Não tinha quase vida própria. Vivia em função do filho. Tudo girava à sua volta, tudo se resumia àquilo que ele gostava de fazer e aos sítios onde tinha de ir e às ajudas que tinha de lhe prestar. Fazia qualquer coisinha para si, só nos intervalos das logísticas do filho e mesmo assim, nunca em plenitude, mas de modo afogueado, de fugida e sempre com ele como prioridade. E isto, anos e anos e anos e fases e fases e fases.
Vivia um casamento longo, aparentemente tranquilo, mas com um não-sei-o-quê que se percebia de apático, sem vida, sem chama, mesmo que não se pudesse quantificar, ou qualificar com mais pormenor. Cheirava-se o vazio da sua vida, apesar da doçura que tinha para com os outros, da solicitude e educação que mostrava, da organização e brio profissional.

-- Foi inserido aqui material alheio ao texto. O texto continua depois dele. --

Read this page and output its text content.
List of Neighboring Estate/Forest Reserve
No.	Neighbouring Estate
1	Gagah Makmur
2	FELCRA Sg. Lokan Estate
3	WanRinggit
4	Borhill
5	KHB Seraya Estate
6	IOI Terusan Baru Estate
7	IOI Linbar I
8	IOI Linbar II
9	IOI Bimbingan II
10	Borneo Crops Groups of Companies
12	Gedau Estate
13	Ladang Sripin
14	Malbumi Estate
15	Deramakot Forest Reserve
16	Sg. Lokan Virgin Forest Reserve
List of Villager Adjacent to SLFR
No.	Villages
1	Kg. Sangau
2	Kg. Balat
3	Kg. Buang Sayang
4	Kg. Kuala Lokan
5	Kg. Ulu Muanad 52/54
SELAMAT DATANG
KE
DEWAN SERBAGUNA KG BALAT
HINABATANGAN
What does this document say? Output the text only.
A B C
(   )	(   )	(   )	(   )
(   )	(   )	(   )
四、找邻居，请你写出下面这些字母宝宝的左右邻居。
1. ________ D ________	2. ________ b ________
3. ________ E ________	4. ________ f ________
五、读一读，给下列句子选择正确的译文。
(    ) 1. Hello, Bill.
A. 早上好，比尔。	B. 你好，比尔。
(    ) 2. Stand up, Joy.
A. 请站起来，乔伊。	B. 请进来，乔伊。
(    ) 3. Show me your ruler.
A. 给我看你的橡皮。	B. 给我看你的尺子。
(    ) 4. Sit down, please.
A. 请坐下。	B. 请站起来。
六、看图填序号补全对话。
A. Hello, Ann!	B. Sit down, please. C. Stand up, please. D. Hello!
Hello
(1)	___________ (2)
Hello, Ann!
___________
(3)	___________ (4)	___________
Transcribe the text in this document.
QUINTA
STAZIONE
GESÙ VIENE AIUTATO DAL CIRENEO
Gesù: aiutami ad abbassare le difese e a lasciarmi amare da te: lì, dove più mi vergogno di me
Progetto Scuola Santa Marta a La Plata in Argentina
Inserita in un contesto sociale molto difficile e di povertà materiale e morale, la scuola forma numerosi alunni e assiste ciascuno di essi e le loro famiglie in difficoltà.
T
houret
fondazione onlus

Um dia o filho deixa a casa, o vazio instala-se, as horas não passam nem têm propósito e o reflexo que lhe é dado a ver, dia-a-dia é o de si próprio, de alguém que se esqueceu de si a um canto esquecido e de uma solidão enorme que enche o espaço todo. A aparente tranquilidade do casamento desvanece como um castelo de cartas, ao embater naquela solidão tremenda de duas pessoas sós que vivem juntas e, num grito de Ipiranga possante, escolhe reinventar-se e renascer para uma vida que agora escolheu ter, acompanhado de si, das suas escolhas, dos seus gostos e de uma identidade que redescobriu, pois sempre esteve lá, escondida, embora viva.
Por isso defendo que os filhos e os maridos/mulheres/companheiros/companheiras/ideais/empregos/trabalhos/ o que quer que seja que nos preencha, não nos pode substituir. A nós próprios. À nossa essência mais profunda que determina gostos e prioridades, opiniões e maneiras de estar. Essa identidade não colidirá nunca com outros amores que enchem a vida, são magnânimos e eternos, completam-nos e estruturam, mas não podem substituir nunca o amor próprio, aquele que nos faz gostar de nós em primeiro lugar, não numa perspetiva egoísta, mas numa perspetiva de respeito pelo que somos e consciência profunda de que só assim, poderemos amar outros bem e deixarmo-nos amar também.